Ko, Jung, Yeh, Wan‐Ju, Huang, Wen‐Chih, Yang, Hsin‐Yi
Journal of food science 2019 v.84 no.6 pp. 1586-1591
Camellia oleifera, alanine transaminase, antioxidant enzymes, aspartate transaminase, carbon, carbon tetrachloride, cooking fats and oils, cytokines, diet, enzyme activity, fibrosis, functional foods, hepatocytes, hepatoprotective effect, hepatotoxicity, histopathology, hydroxyproline, inflammation, laboratory animals, liver, malondialdehyde, phenolic compounds, polysaccharides, pomace, rats, saponins, seed extracts, seeds, transforming growth factor beta
The objective of this study was to evaluate the effects of a hot‐water extract of defatted Camellia oleifera seeds (CSE) in carbon tetrachloride (CCl₄)‐induced liver damage in rats. Wistar rats were separated into four groups including the normal (N) and CCl₄ control (C) groups, which are fed a control diet, and the CCL (low‐dose CSE) and CCH (high‐dose CSE) groups, which are fed with a control diet plus different amount of CSE for an 8‐week experimental period. Liver injury in the C, CCL, and CCH groups was induced by injecting CCl₄ (i.p.) twice a week from the 5th week to the end of the study.

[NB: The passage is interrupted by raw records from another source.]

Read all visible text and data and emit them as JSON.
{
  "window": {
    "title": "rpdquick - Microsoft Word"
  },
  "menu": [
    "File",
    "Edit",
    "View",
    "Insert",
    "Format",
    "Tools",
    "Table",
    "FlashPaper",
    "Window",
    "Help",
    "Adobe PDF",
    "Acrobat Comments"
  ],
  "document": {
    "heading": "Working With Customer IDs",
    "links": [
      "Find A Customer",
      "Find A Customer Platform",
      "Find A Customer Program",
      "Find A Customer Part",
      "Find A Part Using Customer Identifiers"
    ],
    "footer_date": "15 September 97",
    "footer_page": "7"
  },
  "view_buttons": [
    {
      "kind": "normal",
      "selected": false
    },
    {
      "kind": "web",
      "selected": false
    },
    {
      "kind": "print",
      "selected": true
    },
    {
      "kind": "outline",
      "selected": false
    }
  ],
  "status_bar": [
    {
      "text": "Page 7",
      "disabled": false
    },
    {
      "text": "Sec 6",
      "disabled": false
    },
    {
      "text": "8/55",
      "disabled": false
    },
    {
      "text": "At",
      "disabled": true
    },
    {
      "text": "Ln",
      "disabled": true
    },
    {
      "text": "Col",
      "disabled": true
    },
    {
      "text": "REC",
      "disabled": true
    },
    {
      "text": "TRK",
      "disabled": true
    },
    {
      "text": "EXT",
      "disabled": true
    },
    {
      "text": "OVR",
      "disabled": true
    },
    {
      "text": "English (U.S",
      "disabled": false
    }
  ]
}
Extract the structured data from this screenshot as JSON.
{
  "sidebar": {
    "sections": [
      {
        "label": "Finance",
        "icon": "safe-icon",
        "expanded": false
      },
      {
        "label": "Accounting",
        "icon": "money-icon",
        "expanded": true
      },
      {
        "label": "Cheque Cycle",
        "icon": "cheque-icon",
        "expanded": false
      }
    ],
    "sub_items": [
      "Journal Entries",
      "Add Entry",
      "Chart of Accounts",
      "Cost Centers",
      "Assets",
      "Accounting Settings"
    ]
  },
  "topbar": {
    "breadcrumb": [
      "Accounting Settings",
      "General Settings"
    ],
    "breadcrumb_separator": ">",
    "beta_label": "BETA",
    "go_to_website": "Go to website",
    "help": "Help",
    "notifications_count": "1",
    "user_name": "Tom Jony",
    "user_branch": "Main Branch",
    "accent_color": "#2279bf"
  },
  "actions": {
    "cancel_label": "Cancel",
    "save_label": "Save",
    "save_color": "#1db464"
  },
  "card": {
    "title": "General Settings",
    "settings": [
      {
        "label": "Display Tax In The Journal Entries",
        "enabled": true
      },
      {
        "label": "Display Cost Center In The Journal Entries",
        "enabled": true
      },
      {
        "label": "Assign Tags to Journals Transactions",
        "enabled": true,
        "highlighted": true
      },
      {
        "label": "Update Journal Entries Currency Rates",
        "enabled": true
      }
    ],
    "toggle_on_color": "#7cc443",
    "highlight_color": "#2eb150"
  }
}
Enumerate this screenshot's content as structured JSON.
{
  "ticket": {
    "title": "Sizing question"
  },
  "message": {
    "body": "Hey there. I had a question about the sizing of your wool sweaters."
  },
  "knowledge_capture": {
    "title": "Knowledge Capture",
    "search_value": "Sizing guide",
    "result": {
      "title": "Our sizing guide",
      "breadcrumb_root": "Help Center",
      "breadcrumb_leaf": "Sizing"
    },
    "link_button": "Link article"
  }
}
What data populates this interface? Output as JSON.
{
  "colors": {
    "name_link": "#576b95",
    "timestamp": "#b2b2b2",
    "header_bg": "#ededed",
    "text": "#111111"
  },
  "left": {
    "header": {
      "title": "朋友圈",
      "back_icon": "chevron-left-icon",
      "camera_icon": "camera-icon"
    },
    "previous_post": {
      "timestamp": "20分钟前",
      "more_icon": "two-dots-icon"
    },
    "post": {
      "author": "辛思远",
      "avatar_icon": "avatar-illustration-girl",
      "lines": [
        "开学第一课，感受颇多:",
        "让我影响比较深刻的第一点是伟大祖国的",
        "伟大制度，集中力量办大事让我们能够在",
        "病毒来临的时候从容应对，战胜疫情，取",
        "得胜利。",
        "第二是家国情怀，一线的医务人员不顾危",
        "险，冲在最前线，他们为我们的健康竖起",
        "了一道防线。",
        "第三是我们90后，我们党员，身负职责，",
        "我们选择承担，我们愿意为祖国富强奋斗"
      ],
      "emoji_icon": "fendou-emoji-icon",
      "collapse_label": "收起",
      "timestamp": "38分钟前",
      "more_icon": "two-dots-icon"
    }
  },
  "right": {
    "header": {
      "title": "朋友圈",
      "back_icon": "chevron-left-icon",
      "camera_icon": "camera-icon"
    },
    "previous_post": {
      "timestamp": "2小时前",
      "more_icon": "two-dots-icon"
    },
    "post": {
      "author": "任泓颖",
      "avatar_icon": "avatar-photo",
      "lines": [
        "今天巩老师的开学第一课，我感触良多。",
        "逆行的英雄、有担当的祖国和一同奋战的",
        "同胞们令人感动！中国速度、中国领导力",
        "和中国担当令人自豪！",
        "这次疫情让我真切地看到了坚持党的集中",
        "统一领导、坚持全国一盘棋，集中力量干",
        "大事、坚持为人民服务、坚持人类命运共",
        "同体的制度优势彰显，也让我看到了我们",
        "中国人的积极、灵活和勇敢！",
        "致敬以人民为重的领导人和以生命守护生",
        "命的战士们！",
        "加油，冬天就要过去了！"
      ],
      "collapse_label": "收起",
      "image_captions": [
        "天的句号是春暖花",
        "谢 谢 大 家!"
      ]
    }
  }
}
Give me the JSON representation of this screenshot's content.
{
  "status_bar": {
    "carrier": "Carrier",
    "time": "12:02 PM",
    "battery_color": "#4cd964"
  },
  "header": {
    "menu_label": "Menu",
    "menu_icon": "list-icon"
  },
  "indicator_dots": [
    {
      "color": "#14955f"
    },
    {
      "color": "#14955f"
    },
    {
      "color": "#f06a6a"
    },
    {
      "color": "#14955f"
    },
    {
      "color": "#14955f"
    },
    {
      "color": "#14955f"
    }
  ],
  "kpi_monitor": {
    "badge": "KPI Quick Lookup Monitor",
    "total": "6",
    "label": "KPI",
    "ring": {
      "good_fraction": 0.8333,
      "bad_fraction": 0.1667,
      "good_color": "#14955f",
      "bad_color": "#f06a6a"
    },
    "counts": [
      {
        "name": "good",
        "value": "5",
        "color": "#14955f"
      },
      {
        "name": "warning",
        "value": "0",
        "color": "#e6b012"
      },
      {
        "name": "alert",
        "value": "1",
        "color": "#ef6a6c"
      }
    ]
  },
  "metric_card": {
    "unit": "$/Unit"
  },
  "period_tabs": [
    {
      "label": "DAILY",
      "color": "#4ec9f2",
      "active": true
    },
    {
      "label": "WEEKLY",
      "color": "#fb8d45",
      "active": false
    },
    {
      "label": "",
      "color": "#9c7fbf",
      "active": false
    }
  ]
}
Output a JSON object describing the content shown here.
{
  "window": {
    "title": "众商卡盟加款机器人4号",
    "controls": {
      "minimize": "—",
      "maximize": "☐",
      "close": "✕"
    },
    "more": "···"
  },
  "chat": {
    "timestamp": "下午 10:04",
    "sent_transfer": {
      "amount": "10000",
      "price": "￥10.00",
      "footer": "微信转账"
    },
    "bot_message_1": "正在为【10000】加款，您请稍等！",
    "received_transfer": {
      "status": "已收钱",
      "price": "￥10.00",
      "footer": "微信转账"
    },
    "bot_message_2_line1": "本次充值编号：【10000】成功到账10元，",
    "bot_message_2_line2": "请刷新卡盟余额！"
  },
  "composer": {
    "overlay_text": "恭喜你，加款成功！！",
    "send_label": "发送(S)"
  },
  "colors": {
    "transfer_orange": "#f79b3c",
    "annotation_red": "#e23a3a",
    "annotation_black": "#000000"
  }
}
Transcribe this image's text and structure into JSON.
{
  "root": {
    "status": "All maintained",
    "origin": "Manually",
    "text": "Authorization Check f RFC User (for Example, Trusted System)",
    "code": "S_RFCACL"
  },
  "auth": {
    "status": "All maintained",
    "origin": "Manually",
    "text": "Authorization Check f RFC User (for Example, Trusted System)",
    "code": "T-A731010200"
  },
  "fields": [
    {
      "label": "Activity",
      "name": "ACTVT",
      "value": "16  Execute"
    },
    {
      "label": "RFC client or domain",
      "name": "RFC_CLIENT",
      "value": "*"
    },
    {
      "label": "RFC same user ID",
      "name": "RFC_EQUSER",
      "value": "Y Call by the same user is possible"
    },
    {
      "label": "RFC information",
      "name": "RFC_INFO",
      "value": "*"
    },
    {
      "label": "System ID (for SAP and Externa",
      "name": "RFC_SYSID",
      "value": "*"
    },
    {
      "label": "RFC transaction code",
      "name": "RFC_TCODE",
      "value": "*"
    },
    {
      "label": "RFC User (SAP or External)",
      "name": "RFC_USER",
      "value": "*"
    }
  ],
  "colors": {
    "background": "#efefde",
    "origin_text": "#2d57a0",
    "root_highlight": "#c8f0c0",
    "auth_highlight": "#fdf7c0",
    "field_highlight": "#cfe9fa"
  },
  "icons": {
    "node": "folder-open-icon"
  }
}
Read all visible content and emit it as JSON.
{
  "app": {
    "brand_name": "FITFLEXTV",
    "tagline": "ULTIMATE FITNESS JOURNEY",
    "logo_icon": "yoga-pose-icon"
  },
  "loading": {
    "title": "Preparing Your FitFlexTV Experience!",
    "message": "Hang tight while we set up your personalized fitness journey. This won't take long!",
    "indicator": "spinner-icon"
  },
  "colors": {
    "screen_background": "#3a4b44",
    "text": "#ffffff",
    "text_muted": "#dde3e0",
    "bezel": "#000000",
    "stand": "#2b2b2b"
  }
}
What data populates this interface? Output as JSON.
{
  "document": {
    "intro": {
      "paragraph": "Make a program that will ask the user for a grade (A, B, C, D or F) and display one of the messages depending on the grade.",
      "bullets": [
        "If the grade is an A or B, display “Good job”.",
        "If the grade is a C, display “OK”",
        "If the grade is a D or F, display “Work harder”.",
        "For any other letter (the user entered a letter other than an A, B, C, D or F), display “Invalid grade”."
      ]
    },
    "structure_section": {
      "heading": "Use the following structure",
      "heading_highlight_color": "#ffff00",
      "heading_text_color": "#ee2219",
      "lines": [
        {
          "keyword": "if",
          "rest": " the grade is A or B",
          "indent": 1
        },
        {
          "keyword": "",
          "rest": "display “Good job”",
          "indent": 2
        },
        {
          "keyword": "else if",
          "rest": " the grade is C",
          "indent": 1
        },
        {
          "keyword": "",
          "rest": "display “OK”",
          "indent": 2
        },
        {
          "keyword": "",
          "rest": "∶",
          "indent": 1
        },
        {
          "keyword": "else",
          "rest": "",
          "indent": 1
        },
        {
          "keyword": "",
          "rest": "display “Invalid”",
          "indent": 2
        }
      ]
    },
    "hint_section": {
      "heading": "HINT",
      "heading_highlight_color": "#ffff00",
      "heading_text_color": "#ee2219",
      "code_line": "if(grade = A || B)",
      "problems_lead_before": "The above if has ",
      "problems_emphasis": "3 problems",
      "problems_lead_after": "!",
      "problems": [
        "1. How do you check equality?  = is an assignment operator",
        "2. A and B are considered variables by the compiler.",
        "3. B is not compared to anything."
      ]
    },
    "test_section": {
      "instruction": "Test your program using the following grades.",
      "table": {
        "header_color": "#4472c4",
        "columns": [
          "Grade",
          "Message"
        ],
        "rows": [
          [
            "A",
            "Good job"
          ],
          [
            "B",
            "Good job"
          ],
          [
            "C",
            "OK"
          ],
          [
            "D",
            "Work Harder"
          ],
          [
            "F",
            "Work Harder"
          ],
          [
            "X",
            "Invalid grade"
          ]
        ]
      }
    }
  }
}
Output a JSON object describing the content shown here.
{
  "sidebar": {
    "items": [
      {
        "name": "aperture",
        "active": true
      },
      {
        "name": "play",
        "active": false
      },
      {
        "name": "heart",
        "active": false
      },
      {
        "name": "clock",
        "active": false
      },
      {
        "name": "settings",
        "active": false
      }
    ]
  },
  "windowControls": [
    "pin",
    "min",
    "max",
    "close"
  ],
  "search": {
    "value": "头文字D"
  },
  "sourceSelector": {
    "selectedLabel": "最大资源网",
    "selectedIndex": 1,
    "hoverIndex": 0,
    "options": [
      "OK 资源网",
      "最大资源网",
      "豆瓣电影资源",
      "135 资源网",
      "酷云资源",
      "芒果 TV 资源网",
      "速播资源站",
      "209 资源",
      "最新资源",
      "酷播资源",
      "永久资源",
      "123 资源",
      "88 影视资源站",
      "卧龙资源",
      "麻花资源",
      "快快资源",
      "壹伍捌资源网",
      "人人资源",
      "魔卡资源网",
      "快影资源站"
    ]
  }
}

In CCl₄‐treated rats, the alanine transaminase (ALT) and aspartate transaminase (AST) activities and malondialdehyde (MDA) concentration significantly increased compared to the normal group. Lower antioxidative enzyme activities and higher proinflammatory cytokines, transforming growth factor‐β (TGF‐β) and hydroxyproline concentrations in the liver were also found in the CCl₄‐treated group compared to the normal group. In contrast, the administration of CSE alleviated the biochemical and histopathological changes including inflammation, liver cell damage, and fibrosis caused by CCl₄ in rats. Our results indicated that CSE exhibited hepatoprotective effects in CCl₄‐induced liver hepatotoxicity through alleviating hepatic inflammation and fibrosis in rats. PRACTICAL APPLICATION: Camellia oleifera are widely used for edible oil production while the defatted seeds pomace is often discarded. We found that extract of C. oleifera pomace containing phenolic compounds, saponins, and polysaccharides showed protective effects chemical‐driven liver damage and, therefore, may be used in further studies and developing functional foods.